初任給引き上げで若手の人材確保を強化
人事院は8月7日、2025年度の国家公務員の給与について、月給・ボーナスともに引き上げを勧告した。特に注目されるのは、大卒総合職の初任給を1万2000円増額し、手当込みで30万1200円とする点で、初めて30万円の大台を突破することになる。人材確保に向けた施策の一環として、若年層への重点配分が強調された。
政府全体で34年ぶりの大幅な月給増加に
人事院が内閣と国会に提出した勧告によると、公務員の月給は約1万5000円、割合で3.62%の増額が見込まれている。これは3%を超える改定としては34年ぶりとなる。また、年間のボーナスは4.65か月分に増やすよう求められており、基本給と賞与の両方で増額が継続するのは4年連続となる。
この改定は、地方を含む民間企業における賃上げの動向や、人材獲得競争の激化に対応するものとして位置づけられている。
民間比較基準の見直しが勧告の背景に
今回の勧告では、公務員給与の比較対象となる企業の条件も見直された。これまで「従業員50人以上」としていた基準が「100人以上」に変更され、本府省勤務者に関しては「東京23区に本店を置く1000人以上の企業」との比較が採用された。この変更により、民間との給与格差が明確になり、公務員の給与水準が相対的に低いことが浮き彫りとなった。
幹部クラスにも手厚い支給が加わる見通し
今回の勧告では若年層だけでなく、管理職や幹部職員への手当も盛り込まれている。例えば、本省勤務の室長(40歳)の年収は1089万6000円(91万8000円増)、課長(50歳)は1447万3000円(99万1000円増)、局長は1938万6000円(120万1000円増)となる見込みだ。
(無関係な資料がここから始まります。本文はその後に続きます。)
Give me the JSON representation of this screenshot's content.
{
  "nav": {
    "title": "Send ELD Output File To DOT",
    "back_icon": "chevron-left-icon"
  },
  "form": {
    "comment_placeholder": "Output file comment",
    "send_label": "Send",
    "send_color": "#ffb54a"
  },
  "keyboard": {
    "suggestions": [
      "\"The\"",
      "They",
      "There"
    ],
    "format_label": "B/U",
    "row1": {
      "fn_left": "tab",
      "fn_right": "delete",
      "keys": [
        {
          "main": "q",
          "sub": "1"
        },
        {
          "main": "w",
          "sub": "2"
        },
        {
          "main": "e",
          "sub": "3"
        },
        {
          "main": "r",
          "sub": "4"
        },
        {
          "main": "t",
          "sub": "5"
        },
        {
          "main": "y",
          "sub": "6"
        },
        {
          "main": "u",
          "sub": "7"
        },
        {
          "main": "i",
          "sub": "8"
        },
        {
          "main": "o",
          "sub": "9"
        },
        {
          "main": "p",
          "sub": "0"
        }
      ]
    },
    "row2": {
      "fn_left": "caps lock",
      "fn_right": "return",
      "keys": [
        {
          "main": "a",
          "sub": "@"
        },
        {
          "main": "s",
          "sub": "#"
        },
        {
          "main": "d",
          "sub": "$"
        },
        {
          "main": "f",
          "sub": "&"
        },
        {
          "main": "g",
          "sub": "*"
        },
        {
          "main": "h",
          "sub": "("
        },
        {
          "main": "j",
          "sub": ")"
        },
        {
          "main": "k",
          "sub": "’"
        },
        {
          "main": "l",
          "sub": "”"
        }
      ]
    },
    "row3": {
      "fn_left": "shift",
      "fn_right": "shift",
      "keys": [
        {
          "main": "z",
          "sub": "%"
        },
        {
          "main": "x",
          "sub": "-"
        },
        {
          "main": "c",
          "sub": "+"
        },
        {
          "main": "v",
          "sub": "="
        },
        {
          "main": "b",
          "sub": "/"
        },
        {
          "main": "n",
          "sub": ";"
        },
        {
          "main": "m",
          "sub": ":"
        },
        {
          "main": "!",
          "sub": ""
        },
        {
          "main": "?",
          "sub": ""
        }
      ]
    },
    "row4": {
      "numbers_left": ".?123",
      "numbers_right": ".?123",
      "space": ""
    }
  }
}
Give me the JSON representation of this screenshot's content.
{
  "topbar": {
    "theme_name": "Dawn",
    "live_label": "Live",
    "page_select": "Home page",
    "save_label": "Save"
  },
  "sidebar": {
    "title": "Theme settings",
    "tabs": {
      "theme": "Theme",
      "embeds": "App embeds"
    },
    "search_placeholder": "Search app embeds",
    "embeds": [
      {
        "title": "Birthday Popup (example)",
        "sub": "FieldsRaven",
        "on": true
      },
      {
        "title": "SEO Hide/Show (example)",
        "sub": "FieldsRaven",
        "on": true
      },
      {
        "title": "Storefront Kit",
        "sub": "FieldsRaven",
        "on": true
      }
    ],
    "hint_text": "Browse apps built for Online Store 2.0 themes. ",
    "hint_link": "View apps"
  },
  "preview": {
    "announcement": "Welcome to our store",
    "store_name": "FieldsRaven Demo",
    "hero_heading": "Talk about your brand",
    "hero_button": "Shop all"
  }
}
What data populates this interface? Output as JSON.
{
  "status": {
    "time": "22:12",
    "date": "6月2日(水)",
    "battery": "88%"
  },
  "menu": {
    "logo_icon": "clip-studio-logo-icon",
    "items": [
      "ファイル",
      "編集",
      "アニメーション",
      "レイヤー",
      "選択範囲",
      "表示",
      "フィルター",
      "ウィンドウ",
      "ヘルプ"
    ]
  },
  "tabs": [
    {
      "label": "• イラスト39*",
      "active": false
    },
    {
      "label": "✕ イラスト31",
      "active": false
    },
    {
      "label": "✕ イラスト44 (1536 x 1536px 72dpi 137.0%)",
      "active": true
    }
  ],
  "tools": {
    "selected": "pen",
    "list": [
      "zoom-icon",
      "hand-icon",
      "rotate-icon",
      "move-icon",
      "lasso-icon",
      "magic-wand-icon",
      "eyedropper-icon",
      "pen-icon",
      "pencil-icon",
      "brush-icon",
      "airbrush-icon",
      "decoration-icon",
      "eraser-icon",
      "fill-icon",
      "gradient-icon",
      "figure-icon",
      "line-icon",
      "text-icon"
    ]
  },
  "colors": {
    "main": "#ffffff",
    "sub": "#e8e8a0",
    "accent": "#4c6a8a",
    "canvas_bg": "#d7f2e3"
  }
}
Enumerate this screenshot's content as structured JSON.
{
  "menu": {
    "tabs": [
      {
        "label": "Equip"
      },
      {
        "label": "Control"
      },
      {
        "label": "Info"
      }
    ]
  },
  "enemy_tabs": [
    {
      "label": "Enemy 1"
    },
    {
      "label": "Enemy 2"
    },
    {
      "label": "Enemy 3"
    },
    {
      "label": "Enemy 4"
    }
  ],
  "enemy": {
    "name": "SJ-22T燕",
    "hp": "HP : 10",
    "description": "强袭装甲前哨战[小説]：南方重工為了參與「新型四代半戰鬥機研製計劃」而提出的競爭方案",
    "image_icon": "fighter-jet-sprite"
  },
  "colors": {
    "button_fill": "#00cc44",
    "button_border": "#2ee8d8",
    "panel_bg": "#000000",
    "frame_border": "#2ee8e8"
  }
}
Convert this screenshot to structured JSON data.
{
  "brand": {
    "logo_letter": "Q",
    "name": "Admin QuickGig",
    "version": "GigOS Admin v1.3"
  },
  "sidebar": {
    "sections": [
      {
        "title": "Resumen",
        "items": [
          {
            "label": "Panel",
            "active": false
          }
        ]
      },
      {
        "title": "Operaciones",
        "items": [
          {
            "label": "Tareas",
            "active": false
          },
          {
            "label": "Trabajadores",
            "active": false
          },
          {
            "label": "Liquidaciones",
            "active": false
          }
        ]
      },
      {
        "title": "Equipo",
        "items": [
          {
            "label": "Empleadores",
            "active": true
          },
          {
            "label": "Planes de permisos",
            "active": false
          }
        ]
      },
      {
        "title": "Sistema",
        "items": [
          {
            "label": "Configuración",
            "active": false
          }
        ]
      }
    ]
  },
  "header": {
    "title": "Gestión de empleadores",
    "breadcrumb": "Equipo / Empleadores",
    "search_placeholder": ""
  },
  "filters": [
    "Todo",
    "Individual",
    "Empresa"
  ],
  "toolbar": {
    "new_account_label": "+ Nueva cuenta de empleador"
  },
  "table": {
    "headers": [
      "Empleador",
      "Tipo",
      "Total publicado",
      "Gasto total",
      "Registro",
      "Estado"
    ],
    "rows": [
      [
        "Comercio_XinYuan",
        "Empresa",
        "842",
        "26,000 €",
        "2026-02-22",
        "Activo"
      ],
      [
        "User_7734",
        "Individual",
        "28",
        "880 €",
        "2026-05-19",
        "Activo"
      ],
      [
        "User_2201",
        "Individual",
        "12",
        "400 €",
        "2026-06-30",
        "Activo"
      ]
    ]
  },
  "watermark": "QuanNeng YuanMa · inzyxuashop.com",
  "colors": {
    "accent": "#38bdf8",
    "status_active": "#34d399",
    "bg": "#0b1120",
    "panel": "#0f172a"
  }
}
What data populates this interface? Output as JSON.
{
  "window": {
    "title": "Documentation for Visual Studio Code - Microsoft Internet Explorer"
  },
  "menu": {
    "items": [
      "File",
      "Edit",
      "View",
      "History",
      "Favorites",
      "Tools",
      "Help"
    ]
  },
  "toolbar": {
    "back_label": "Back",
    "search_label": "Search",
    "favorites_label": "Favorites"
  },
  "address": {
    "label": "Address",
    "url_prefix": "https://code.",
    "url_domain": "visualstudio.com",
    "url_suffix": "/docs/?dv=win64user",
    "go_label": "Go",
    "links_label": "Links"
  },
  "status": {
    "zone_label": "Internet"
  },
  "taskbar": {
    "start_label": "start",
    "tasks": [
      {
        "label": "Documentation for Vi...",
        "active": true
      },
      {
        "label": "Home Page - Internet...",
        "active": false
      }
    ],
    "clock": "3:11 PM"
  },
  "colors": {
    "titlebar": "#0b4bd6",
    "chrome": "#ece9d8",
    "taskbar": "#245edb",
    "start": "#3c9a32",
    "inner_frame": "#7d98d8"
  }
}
さらに、本省幹部や管理職には月額5万1800円の特別手当が新設される方針が示されている。
勧告の波及効果と政権の姿勢が注目される
石破首相は「民間の賃上げの流れが反映されたものであり、公務員全体の人材確保に資する内容だ」と述べ、政府内での前向きな議論に意欲を示した。また、今回の勧告が「地域経済の賃上げや待遇改善にも良い影響を与えることを期待する」とも語っている。
一方、人事院の川本総裁は記者会見で、「若年層と中堅以上へのバランスの取れた引き上げで、職員のモチベーション向上と高いパフォーマンスを促す」と述べた。